Cesc Fabregas’ dream move back home to Barcelona has not shaped out entirely as he planned. Sure, there were the early celebrations of last year’s Spanish Super Cup win over Real Madrid—a tie which saw his debut for Barcelona—but it’s thus far been very difficult to paint his move to Spain as a glowing success.
Let’s not get away from the fact that Barcelona really wanted Fabregas for their squad and their need to remain at the top in Spanish and European football; but it’s very easy to assume that the Catalans were simply trying to exert their power over Arsenal. Fabregas was seen as the natural heir to Xavi in Barcelona’s midfield, bridging the gap between the 32-year old creative engine and the young talents of Thiago Alcantara. But there’s certainly weight in the argument that Thiago has had a more consistent past 12-months.
Cesc’s first few months at Barcelona were probably everything he hoped they’d be: He won trophies, struck up a wonderful partnership with Lionel Messi and was among the goals—finishing the season on 15 in all competitions. But what now? Where does Fabregas go from here?
I’m sure it would have been a massive blow to the former Arsenal captain to see his idol Pep Guardiola leave the club so soon after his arrival from the Premier League. It really plays into his argument prior to the move that he needed the switch to Barcelona now because tomorrow may never come. But Fabregas struggled even under Guardiola. The midfielder highlighted the change in training sessions from what he was used to in north London as well as the difficulty in adapting to his new role on the pitch.
Playing in Barcelona’s system has noticeably been a shock to Fabregas, where he was once the focal point of Arsenal’s attack and the player given license to express his talents freely. Barcelona’s game plan, however, is to have a much higher level of discipline and concentration for your position on the pitch. It didn’t take too long for the demands of his new club to hammer home.
The latest story that Fabregas is unhappy certainly makes sense. And while I don’t think there is any need for Arsenal fans to roll out the red carpet just yet, there is some reason to believe that the rest of Fabregas’ career doesn’t lie in Catalonia.
With Xavi’s chronic Achilles problem, there has been a need to use Fabregas in that midfield role. The issue is, despite what many may think, Fabregas is simply not accustomed to fill Xavi’s position long term. He needs to move freely up the pitch and attack with the rest of the team, rather than hanging back as Xavi is likely to do. Their passing range and creativity are certainly in the same ballpark of quality, but their individual game is noticeably different.
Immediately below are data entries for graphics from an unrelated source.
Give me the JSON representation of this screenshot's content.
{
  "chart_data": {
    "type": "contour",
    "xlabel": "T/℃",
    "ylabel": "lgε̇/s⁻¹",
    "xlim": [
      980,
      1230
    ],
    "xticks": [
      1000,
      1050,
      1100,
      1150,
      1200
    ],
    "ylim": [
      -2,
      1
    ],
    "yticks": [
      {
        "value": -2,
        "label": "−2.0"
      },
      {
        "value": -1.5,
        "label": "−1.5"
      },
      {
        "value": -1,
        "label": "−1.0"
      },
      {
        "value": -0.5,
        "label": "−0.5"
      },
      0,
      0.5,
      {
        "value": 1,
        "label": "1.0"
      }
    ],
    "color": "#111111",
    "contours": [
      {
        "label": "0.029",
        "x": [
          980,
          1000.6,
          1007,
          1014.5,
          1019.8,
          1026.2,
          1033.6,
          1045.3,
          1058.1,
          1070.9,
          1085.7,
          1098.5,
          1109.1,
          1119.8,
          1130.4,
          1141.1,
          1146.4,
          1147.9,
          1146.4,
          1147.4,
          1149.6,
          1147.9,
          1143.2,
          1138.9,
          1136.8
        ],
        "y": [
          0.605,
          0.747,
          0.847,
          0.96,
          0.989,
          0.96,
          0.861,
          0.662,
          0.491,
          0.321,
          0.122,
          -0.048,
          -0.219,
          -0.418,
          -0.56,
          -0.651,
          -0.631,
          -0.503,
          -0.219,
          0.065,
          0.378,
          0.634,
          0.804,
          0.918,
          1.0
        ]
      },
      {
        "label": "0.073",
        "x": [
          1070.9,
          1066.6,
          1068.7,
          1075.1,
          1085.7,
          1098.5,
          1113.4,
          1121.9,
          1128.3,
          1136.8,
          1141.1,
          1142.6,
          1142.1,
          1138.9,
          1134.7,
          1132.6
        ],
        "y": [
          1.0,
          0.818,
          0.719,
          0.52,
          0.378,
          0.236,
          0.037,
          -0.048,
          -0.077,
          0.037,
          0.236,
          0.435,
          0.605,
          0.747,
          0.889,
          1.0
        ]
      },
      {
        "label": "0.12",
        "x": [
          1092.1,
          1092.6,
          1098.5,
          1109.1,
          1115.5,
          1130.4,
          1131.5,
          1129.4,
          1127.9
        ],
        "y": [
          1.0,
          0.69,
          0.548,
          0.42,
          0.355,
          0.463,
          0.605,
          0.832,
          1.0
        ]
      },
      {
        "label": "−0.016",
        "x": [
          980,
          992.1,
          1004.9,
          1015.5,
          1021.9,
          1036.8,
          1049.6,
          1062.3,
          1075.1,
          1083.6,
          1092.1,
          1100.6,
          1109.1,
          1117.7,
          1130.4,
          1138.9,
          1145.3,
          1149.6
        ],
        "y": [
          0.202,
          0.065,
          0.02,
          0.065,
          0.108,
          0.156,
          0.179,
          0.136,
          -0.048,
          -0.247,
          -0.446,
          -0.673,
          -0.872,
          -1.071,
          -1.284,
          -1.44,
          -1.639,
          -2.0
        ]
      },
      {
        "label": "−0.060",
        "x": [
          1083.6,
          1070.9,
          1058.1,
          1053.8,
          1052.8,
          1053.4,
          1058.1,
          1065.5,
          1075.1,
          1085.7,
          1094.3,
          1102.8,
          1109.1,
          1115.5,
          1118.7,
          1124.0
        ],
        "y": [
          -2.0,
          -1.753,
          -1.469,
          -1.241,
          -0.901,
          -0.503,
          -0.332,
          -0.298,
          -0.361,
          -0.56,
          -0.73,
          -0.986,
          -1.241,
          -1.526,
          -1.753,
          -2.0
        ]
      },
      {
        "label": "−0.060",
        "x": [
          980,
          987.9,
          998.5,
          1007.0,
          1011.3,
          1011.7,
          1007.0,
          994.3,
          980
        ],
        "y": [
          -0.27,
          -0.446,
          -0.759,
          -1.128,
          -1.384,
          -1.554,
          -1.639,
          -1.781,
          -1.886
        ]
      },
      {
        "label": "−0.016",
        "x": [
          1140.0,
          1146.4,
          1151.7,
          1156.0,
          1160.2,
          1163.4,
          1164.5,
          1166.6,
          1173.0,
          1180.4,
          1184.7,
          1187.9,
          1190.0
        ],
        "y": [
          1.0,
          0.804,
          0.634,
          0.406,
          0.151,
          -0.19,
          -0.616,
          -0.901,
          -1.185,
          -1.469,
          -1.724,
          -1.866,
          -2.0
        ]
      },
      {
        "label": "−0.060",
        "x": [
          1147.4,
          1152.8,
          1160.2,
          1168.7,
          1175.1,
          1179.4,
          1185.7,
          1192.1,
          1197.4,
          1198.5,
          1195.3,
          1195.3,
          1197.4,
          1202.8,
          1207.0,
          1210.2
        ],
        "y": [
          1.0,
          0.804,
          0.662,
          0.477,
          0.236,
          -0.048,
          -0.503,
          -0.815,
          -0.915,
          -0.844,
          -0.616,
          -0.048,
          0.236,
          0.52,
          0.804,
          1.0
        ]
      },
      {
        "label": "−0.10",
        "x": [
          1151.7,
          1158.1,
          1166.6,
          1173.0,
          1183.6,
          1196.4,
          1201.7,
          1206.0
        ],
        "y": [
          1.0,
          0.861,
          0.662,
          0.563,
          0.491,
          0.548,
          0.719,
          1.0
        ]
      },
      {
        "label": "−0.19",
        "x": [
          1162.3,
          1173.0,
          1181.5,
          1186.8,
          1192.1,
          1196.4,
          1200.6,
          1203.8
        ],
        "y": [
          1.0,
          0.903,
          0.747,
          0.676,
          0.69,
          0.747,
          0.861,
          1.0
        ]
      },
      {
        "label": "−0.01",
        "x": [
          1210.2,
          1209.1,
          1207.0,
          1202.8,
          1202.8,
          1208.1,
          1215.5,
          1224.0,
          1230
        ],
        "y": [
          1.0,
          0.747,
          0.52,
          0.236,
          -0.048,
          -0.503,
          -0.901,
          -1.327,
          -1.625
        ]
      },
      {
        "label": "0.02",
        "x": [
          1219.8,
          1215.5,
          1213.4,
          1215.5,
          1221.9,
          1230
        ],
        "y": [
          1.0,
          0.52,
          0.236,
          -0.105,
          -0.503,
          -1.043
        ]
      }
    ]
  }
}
It’s also been a struggle for Fabregas not to play in every game, as a player of his calibre should. Drifting in and out of the team in the way he does is certainly not going to allow for any good form to build up, but you struggle to see how Fabregas fits into the first XI of a fully fit Barcelona team.
He won’t displace Andres Iniesta or Xavi, and Lionel Messi is the player who operates in the position that Cesc took up for Spain during the Euros. But the key has been Fabregas’ lack of involvement in big games, coupled with a run of poor form. There’s also the worry now from La Masia where Sergi Roberto could arrive in the first team to take over Xavi’s role in the side. Again, where does that leave Fabregas? He doesn’t have pace or trickery to be a wide player, and Tito Vilanova appears to stand in a corner that suggests his long term isn’t really in one of the midfield roles—at least while he’s manager.
There’s no doubt that Fabregas is catching headlines and attention from Barcelona, but all for disappointing reasons.